Une semaine plus tard, le ministre Jean-Michel Blanquer esquisse des modalités de retour par niveaux passablement compliquées, en insistant sur un maximum de quinze élèves par classe sans toujours dire comment cela serait possible : les « grandes sections » de maternelle, les CP et CM2 le 11 mai, les 6e et 3e des collèges le 18 mai, puis l’ensemble des classes à compter du 25 mai. De quoi alimenter la critique selon laquelle il s’agit plus de redémarrer l’économie que de contenir les inégalités scolaires. D’autant plus que la question du baccalauréat avait déjà été tranchée : depuis début avril, lycéens et parents savent que le diplôme 2020 sera attribué en contrôle continu, une première en deux siècles.
Les divisions au sein du pouvoir sont alors tangibles. Le ministre de l’Éducation nationale aurait rendu publiques de simples pistes de travail, le Premier ministre Édouard Philippe est pris de court… Son directeur de cabinet inflige une soufflante paraît-il mémorable à celui du ministre, et deux jours plus tard l’Élysée annonce dans un simple communiqué que la rentrée se fera sur la base du « volontariat ». Un comble dans le pays des lois historiques de Jules Ferry instaurant « l’école gratuite, laïque et obligatoire » (1881-1882), des mots passés dans le langage commun.
Dans un contexte où certains membres du gouvernement pourraient avoir à répondre en justice à l’avenir de leur gestion de la crise, une des principales raisons de ces désaccords exacerbés est dévoilée peu après : le Conseil scientifique, dont les avis guident depuis des semaines les décisions du pouvoir, prônait en fait une rentrée en septembre.
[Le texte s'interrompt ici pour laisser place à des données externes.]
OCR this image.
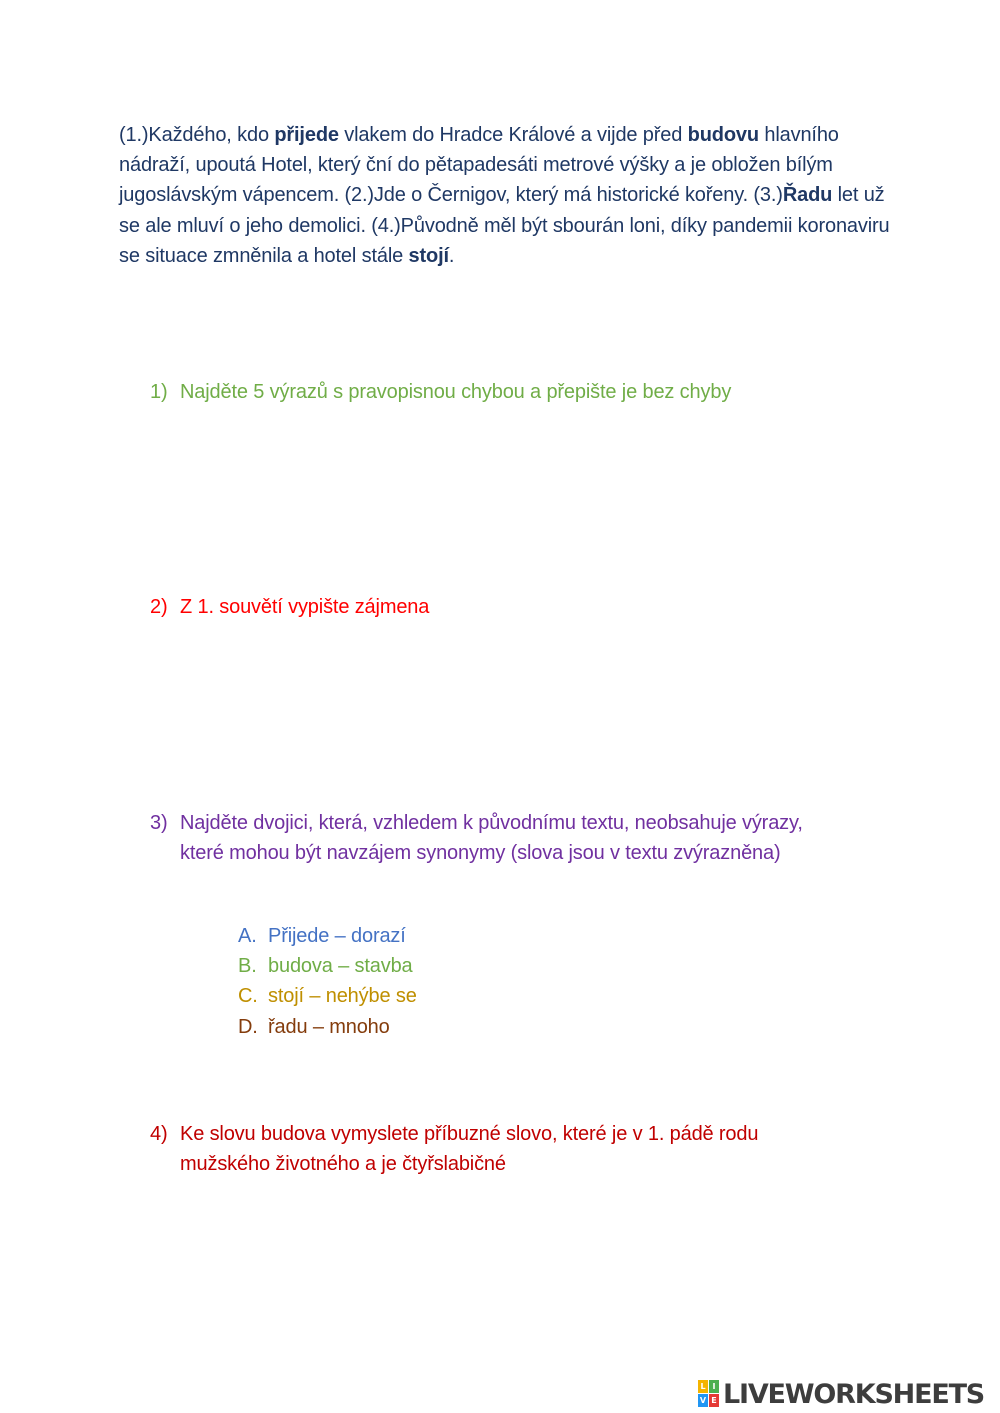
(1.)Každého, kdo přijede vlakem do Hradce Králové a vijde před budovu hlavního nádraží, upoutá Hotel, který ční do pětapadesáti metrové výšky a je obložen bílým jugoslávským vápencem. (2.)Jde o Černigov, který má historické kořeny. (3.)Řadu let už se ale mluví o jeho demolici. (4.)Původně měl být sbourán loni, díky pandemii koronaviru se situace zmněnila a hotel stále stojí.
1) Najděte 5 výrazů s pravopisnou chybou a přepište je bez chyby
2) Z 1. souvětí vypište zájmena
3) Najděte dvojici, která, vzhledem k původnímu textu, neobsahuje výrazy, které mohou být navzájem synonymy (slova jsou v textu zvýrazněna)
A. Přijede – dorazí
B. budova – stavba
C. stojí – nehýbe se
D. řadu – mnoho
4) Ke slovu budova vymyslete příbuzné slovo, které je v 1. pádě rodu mužského životného a je čtyřslabičné
L I
V E LIVEWORKSHEETS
Après de délicates tractations, son avis est rendu public samedi soir, le 25 avril, opportunément accompagné d’un second avis dans lequel il entérine la « décision politique » du 11 mai tout en dressant une liste de précautions à prendre : port du masque obligatoire dans les collèges et lycées (mais « impossible » en maternelle), suggestion aux parents de prendre la température de leur enfant avant de l’envoyer en cours, ou encore repas dans les classes, pour éviter que les élèves ne se croisent à la cantine…
Le même week-end, le chef du gouvernement italien Giuseppe Conte annonce que les écoles de son pays ne rouvriront qu’en septembre. En Norvège, les écoliers font eux leur retour en classes lundi 27 avril, mais dans un pays qui connaît 193 décès, alors que la France se rapproche comme l’Italie des 25 000 morts.
« Rentrée impossible ?» se demande donc en une Le Parisien, en évoquant « le gros doute » des familles, « Périlleuse rentrée » titre pour sa part La Croix… Deux quotidiens qui ne sont pas parmi les plus critiques envers le pouvoir. Il faut dire que 67 pour cent des parents interrogés désapprouvent la réouverture des écoles à partir du 11 mai, selon un sondage Odoxa pour Franceinfo et Le Figaro. Et ils sont aussi 55 pour cent à douter de la possibilité de faire appliquer les gestes barrières à l’école, 81 pour cent des parents approuvant le fait de ne pas être obligés de renvoyer leurs enfants en classe.
Mardi 28 avril devant l’Assemblée, le Premier ministre Édouard Philippe finit par détailler sa stratégie globale de déconfinement, dont un retour très progressif en classe « sur la base du volontariat ». Les plus petits seront les premiers, tandis que la décision concernant les lycéens, qui eux peuvent rester seuls à la maison, est repoussée à fin mai. De quoi entretenir le doute sur les raisons réelles de ces choix, d’autant qu’avec des classes dédoublées, il y aura peu d’heures de cours jusqu’à début juillet. Une vraie fausse rentrée donc. Mais avec un véritable avantage, selon certains chefs d’établissements: pouvoir tester avant l’été des organisations à reconduire si besoin dès début septembre.